Ich will mal so sagen, um einige ernsthafte Sätze zu sagen: In dem Haushalt 07 haben wir uns auch in der Opposition und auch in Regierungsverantwortung in der Regel damals und auch heute von fünf Grundsätzen leiten lassen. Die galten damals und gelten auch heute noch.

Erstens, dass die Transfers, die in das Wirtschaftsministerium gehen, auch kofinanziert werden. Sie hatten es gerade gesagt. Das haben wir nie beklagt, das haben wir immer gefordert und das war immer unstrittig und das ist gut so. Es sind ja immerhin 1,8 Mrd. DM, die hier rüberwachsen allein in dem 07-er Haushalt.

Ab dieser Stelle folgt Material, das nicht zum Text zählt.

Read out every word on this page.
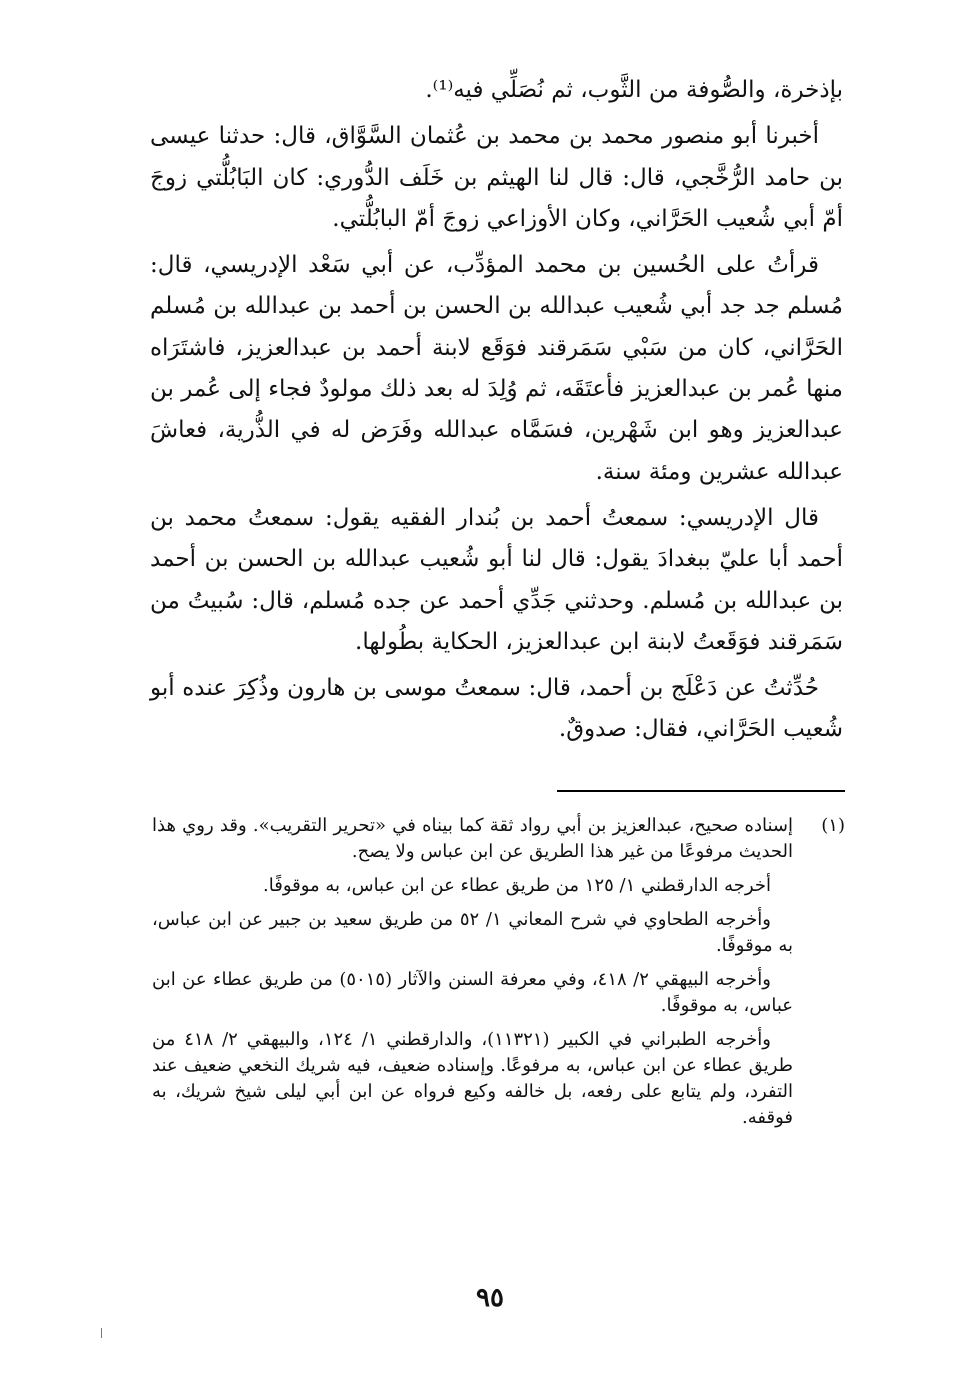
بإذخرة، والصُّوفة من الثَّوب، ثم نُصَلِّي فيه⁽¹⁾.

أخبرنا أبو منصور محمد بن محمد بن عُثمان السَّوَّاق، قال: حدثنا عيسى بن حامد الرُّخَّجي، قال: قال لنا الهيثم بن خَلَف الدُّوري: كان البَابُلُّتي زوجَ أمّ أبي شُعيب الحَرَّاني، وكان الأوزاعي زوجَ أمّ البابُلُّتي.

قرأتُ على الحُسين بن محمد المؤدِّب، عن أبي سَعْد الإدريسي، قال: مُسلم جد جد أبي شُعيب عبدالله بن الحسن بن أحمد بن عبدالله بن مُسلم الحَرَّاني، كان من سَبْي سَمَرقند فوَقَع لابنة أحمد بن عبدالعزيز، فاشتَرَاه منها عُمر بن عبدالعزيز فأعتَقَه، ثم وُلِدَ له بعد ذلك مولودٌ فجاء إلى عُمر بن عبدالعزيز وهو ابن شَهْرين، فسَمَّاه عبدالله وفَرَض له في الذُّرية، فعاشَ عبدالله عشرين ومئة سنة.

قال الإدريسي: سمعتُ أحمد بن بُندار الفقيه يقول: سمعتُ محمد بن أحمد أبا عليّ ببغدادَ يقول: قال لنا أبو شُعيب عبدالله بن الحسن بن أحمد بن عبدالله بن مُسلم. وحدثني جَدِّي أحمد عن جده مُسلم، قال: سُبيتُ من سَمَرقند فوَقَعتُ لابنة ابن عبدالعزيز، الحكاية بطُولها.

حُدِّثتُ عن دَعْلَج بن أحمد، قال: سمعتُ موسى بن هارون وذُكِرَ عنده أبو شُعيب الحَرَّاني، فقال: صدوقٌ.

(١)

إسناده صحيح، عبدالعزيز بن أبي رواد ثقة كما بيناه في «تحرير التقريب». وقد روي هذا الحديث مرفوعًا من غير هذا الطريق عن ابن عباس ولا يصح.

أخرجه الدارقطني ١/ ١٢٥ من طريق عطاء عن ابن عباس، به موقوفًا.

وأخرجه الطحاوي في شرح المعاني ١/ ٥٢ من طريق سعيد بن جبير عن ابن عباس، به موقوفًا.

وأخرجه البيهقي ٢/ ٤١٨، وفي معرفة السنن والآثار (٥٠١٥) من طريق عطاء عن ابن عباس، به موقوفًا.

وأخرجه الطبراني في الكبير (١١٣٢١)، والدارقطني ١/ ١٢٤، والبيهقي ٢/ ٤١٨ من طريق عطاء عن ابن عباس، به مرفوعًا. وإسناده ضعيف، فيه شريك النخعي ضعيف عند التفرد، ولم يتابع على رفعه، بل خالفه وكيع فرواه عن ابن أبي ليلى شيخ شريك، به فوقفه.

٩٥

Der zweite Punkt unserer Grundsätze war, in der einzelbetrieblichen und auch in der infrastrukturellen Förderung flexibel zu sein. Ich bin schon der Auffassung, dass man unter den gegenwärtigen Bedingungen mehr Wert auf infrastrukturelle Förderung legen müsste, wobei ich nicht unbedingt den Spaßbädern das Wort rede, um das noch mal und ein letztes Mal aufzugreifen. Das war sehr unglücklich, Sie haben nicht immer die besten Entscheidungen getroffen, wie man im Grunde genommen, das sei zu Ihrer Entschuldigung gesagt, nicht immer die besten Entscheidungen treffen kann, weil man nicht weiß, wie es dann ausgeht. Das ist ganz logisch so.

Der dritte Punkt - die Mittelstandsförderung auszubauen, das war immer unstrittig, in jeder Form, in jeder Art. Ich komme dann noch bei einem unserer beiden Anträge auf die Mittelstandsförderung zu sprechen. Ich glaube, das ist diesmal ausgesprochen windig weggekommen. Herr Kretschmer, Sie hatten gesagt, Sie haben in einem beispiellosen Gewaltakt einen Leertitel eingestellt. Da sind Sie aber mit voller Wucht über Ihren eigenen Schatten gesprungen. Also einen Leertitel einzurichten für Handwerker in Not, da gehört schon was dazu. Das ist eine Leistung, die wirklich einen Applaus verdient hat. Nun klopft doch auch mal.

(Beifall bei der SPD)

Unser viertes Prinzip im Rahmen des Wirtschaftshaushalts war, Forschung und Entwicklung hochzuhalten. Das haben wir gemeinsam getan. Ich glaube wir sind, die SPD-Fraktion, nicht ganz unschuldig gewesen, dass das sich zugunsten von Forschung und Entwicklung, in Sonderheit der wirtschaftsseitigen Forschung und Entwicklung, geändert hat.